A propos du moment où Napoléon a appris l’arrivée
des Prussiens, à propos de la position du 6e corps, par exemple,
on a des versions entièrement différentes et inconciliables.
Donc, soit Napoléon s’est trompé de bonne foi, parce
qu’il était distrait, ou indifférent, soit il a sciemment
modifié la présentation des choses, et il a donc "arrangé"
l’histoire.
Si on accepte la première hypothèse (peu vraisemblable),
on est en droit de se poser la question : lesquels des récits
sont-ils faux ? à quel moment Napoléon n’était-il
plus dans la plénitude de la possession de ses facultés
mentales ? En juin 1815 ? Dans ce cas, bien des problèmes
historiques trouveraient leur solution. Il aurait donc dit la vérité
à Sainte-Hélène, et il n’y aurait donc plus
de raison de mettre en doute son récit de 1820. Oui mais,
dans ce cas, il aurait du avouer qu’il s’était trompé
en 1815, et il ne le fait pas… Donc, on ne peut pas lui faire confiance
sur son récit de 1820 non plus.
Personnellement,
je ne prends pas Napoléon pour un naïf. C’est une des
plus grandes intelligences politiques de l’histoire. Pour lui, tout
est politique. La vérité en tant que telle ne l’intéresse
pas. Ce qui compte, c’est l’impact que peut avoir un récit
au moment où il le rédige, et au moment où
il sera lu.
Il dit la vérité dans la limite où elle peut
lui servir, (dans tout discours politique, il faut qu’il y ait une
part de vérité à la base, évidemment).
Nous savons par le témoignage de son secrétaire Fleury
de Chaboulon (voir un extrait de son témoignage)

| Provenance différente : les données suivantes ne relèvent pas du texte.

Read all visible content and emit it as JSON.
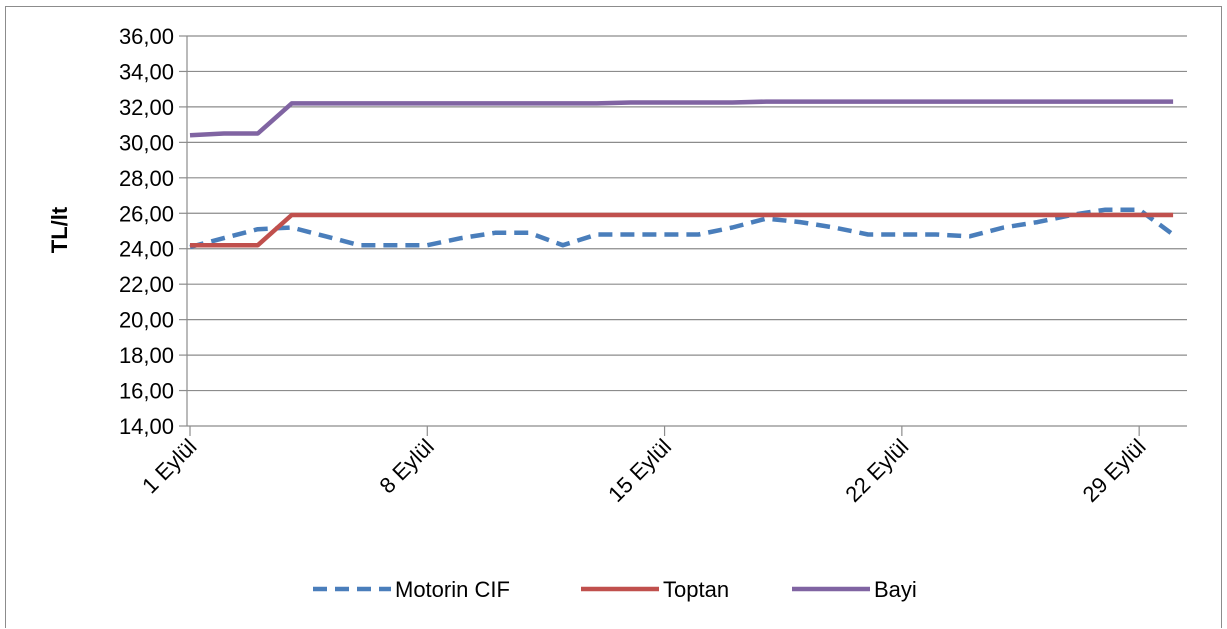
{
  "chart_data": {
    "type": "line",
    "title": "",
    "xlabel": "",
    "ylabel": "TL/lt",
    "ylim": [
      14,
      36
    ],
    "yticks": [
      "14,00",
      "16,00",
      "18,00",
      "20,00",
      "22,00",
      "24,00",
      "26,00",
      "28,00",
      "30,00",
      "32,00",
      "34,00",
      "36,00"
    ],
    "xtick_labels": [
      {
        "day": 1,
        "label": "1 Eylül"
      },
      {
        "day": 8,
        "label": "8 Eylül"
      },
      {
        "day": 15,
        "label": "15 Eylül"
      },
      {
        "day": 22,
        "label": "22 Eylül"
      },
      {
        "day": 29,
        "label": "29 Eylül"
      }
    ],
    "x": [
      1,
      2,
      3,
      4,
      5,
      6,
      7,
      8,
      9,
      10,
      11,
      12,
      13,
      14,
      15,
      16,
      17,
      18,
      19,
      20,
      21,
      22,
      23,
      24,
      25,
      26,
      27,
      28,
      29,
      30
    ],
    "grid": true,
    "legend": "bottom",
    "series": [
      {
        "name": "Motorin CIF",
        "color": "#4a7ebb",
        "dash": true,
        "values": [
          24.1,
          24.6,
          25.1,
          25.2,
          24.7,
          24.2,
          24.2,
          24.2,
          24.6,
          24.9,
          24.9,
          24.2,
          24.8,
          24.8,
          24.8,
          24.8,
          25.2,
          25.7,
          25.5,
          25.2,
          24.8,
          24.8,
          24.8,
          24.7,
          25.2,
          25.5,
          25.9,
          26.2,
          26.2,
          24.8
        ]
      },
      {
        "name": "Toptan",
        "color": "#c0504d",
        "dash": false,
        "values": [
          24.2,
          24.2,
          24.2,
          25.9,
          25.9,
          25.9,
          25.9,
          25.9,
          25.9,
          25.9,
          25.9,
          25.9,
          25.9,
          25.9,
          25.9,
          25.9,
          25.9,
          25.9,
          25.9,
          25.9,
          25.9,
          25.9,
          25.9,
          25.9,
          25.9,
          25.9,
          25.9,
          25.9,
          25.9,
          25.9
        ]
      },
      {
        "name": "Bayi",
        "color": "#8064a2",
        "dash": false,
        "values": [
          30.4,
          30.5,
          30.5,
          32.2,
          32.2,
          32.2,
          32.2,
          32.2,
          32.2,
          32.2,
          32.2,
          32.2,
          32.2,
          32.25,
          32.25,
          32.25,
          32.25,
          32.3,
          32.3,
          32.3,
          32.3,
          32.3,
          32.3,
          32.3,
          32.3,
          32.3,
          32.3,
          32.3,
          32.3,
          32.3
        ]
      }
    ]
  }
}
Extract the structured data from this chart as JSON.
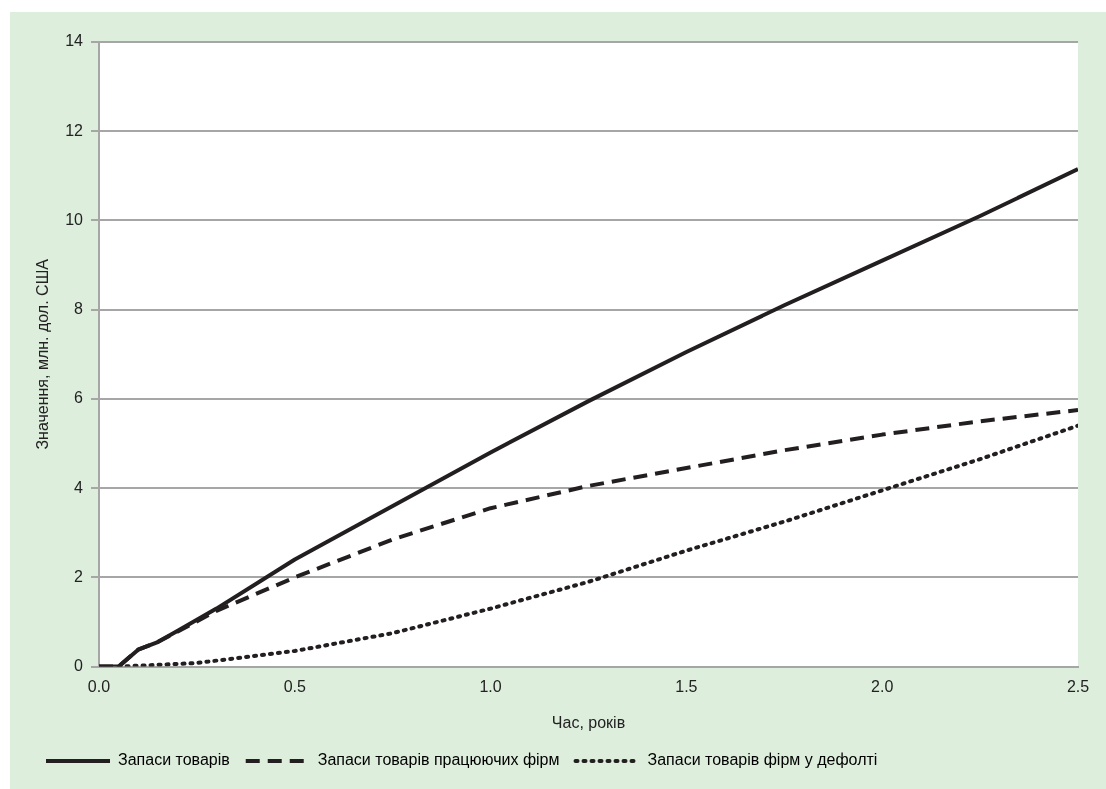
{
  "chart_data": {
    "type": "line",
    "xlabel": "Час, років",
    "ylabel": "Значення, млн. дол. США",
    "xlim": [
      0,
      2.5
    ],
    "xticks": [
      {
        "value": 0,
        "label": "0.0"
      },
      {
        "value": 0.5,
        "label": "0.5"
      },
      {
        "value": 1,
        "label": "1.0"
      },
      {
        "value": 1.5,
        "label": "1.5"
      },
      {
        "value": 2,
        "label": "2.0"
      },
      {
        "value": 2.5,
        "label": "2.5"
      }
    ],
    "ylim": [
      0,
      14
    ],
    "yticks": [
      0,
      2,
      4,
      6,
      8,
      10,
      12,
      14
    ],
    "grid": "y",
    "legend": "bottom",
    "marker": "none",
    "series": [
      {
        "name": "Запаси товарів",
        "color": "#231f20",
        "line_style": "solid",
        "x": [
          0,
          0.05,
          0.1,
          0.15,
          0.2,
          0.3,
          0.5,
          0.75,
          1.0,
          1.25,
          1.5,
          1.75,
          2.0,
          2.25,
          2.5
        ],
        "values": [
          0,
          0,
          0.38,
          0.55,
          0.8,
          1.3,
          2.4,
          3.6,
          4.8,
          5.95,
          7.05,
          8.1,
          9.1,
          10.1,
          11.15
        ]
      },
      {
        "name": "Запаси товарів працюючих фірм",
        "color": "#231f20",
        "line_style": "dashed",
        "x": [
          0,
          0.05,
          0.1,
          0.15,
          0.2,
          0.3,
          0.5,
          0.75,
          1.0,
          1.25,
          1.5,
          1.75,
          2.0,
          2.25,
          2.5
        ],
        "values": [
          0,
          0,
          0.38,
          0.55,
          0.78,
          1.25,
          2.0,
          2.85,
          3.55,
          4.05,
          4.45,
          4.85,
          5.2,
          5.5,
          5.75
        ]
      },
      {
        "name": "Запаси товарів фірм у дефолті",
        "color": "#231f20",
        "line_style": "dotted",
        "x": [
          0.05,
          0.25,
          0.5,
          0.75,
          1.0,
          1.25,
          1.5,
          1.75,
          2.0,
          2.25,
          2.5
        ],
        "values": [
          0,
          0.08,
          0.35,
          0.75,
          1.3,
          1.9,
          2.6,
          3.25,
          3.95,
          4.65,
          5.4
        ]
      }
    ]
  }
}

que pour le bulletin de l’armée,
dicté à Laon le 20 juin, il a voulu « dire toute
la vérité à la France ».
A ne pas prendre au pied de la lettre, bien sûr. Napoléon
est battu, mais pas abattu. Il n’a pas abdiqué le pouvoir.

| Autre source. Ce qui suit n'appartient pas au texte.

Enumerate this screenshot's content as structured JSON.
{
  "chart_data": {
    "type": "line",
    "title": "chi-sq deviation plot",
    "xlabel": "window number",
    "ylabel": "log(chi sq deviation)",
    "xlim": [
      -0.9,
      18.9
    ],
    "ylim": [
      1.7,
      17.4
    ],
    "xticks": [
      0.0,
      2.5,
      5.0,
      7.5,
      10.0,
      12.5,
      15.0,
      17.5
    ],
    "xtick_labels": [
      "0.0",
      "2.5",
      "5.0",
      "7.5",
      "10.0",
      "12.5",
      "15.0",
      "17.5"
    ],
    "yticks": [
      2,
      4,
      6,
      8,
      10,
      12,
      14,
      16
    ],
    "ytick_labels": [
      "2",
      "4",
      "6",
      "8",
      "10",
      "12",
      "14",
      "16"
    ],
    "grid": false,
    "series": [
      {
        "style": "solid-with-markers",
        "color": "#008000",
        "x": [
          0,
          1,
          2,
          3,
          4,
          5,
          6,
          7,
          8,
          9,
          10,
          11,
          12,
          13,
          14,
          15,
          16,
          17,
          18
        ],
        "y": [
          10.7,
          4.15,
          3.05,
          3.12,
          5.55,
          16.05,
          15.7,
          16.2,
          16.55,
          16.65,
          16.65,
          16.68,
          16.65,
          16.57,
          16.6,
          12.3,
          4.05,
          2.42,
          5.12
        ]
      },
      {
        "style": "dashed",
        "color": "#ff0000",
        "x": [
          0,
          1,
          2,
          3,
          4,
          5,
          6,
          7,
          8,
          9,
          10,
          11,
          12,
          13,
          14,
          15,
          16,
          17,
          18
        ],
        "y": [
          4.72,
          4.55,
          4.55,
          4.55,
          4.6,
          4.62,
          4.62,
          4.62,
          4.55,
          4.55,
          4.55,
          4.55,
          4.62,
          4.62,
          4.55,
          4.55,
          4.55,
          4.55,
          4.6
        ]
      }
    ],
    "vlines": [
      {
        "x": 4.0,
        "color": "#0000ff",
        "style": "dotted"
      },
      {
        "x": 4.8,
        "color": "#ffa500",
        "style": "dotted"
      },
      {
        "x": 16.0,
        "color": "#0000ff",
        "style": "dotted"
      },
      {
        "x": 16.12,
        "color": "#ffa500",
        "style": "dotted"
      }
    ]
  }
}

Donc son récit a une portée politique : "nous
avons essuyé un revers, ça peut arriver, mais ce n’est
pas de ma faute ; la situation est grave mais pas désespérée,
il faut se ressaisir, donnez-moi les pleins pouvoirs et on va réparer
tout ça".
Donc il raconte la bataille comme elle s’est passée (il y
a 60.000 témoins qui rentrent en France en même temps
que lui), sans déguiser l’ampleur du désastre. Mais
il est normal, à la fois sur le plan humain et sur le plan
politique que, s’il est conscient d’une faute qu’il a pu commettre,
il ne va pas la clamer, pour ne pas affaiblir le capital confiance
dont il a encore besoin pour continuer la lutte.
Voilà
le contexte dans lequel a été dicté le bulletin,
qui est le premier récit complet sur la bataille de Waterloo
publié en France. C’est donc un document capital. A lire
et à relire sans cesse, en tentant de se mettre au niveau
de celui qui l’a rédigé (enfin, je veux dire, à
sa place, parce que son niveau, c’est un peu élevé…).
Après, il y a les récits de Sainte-Hélène.
Ici, le contexte est tout différent.
Napoléon reste toujours LE plus grand politique.
Ce n’est pas un vulgaire général à la retraite
qui dicte ses mémoires pour passer ses soirées et
se rappeler le bon vieux temps. Il est l’Empereur Napoléon,
et toute l’histoire de ses démêlés avec Hudson
Lowe le prouve. Il est le fondateur d’une dynastie. Et il fera tout
pour que sa dynastie revienne au pouvoir.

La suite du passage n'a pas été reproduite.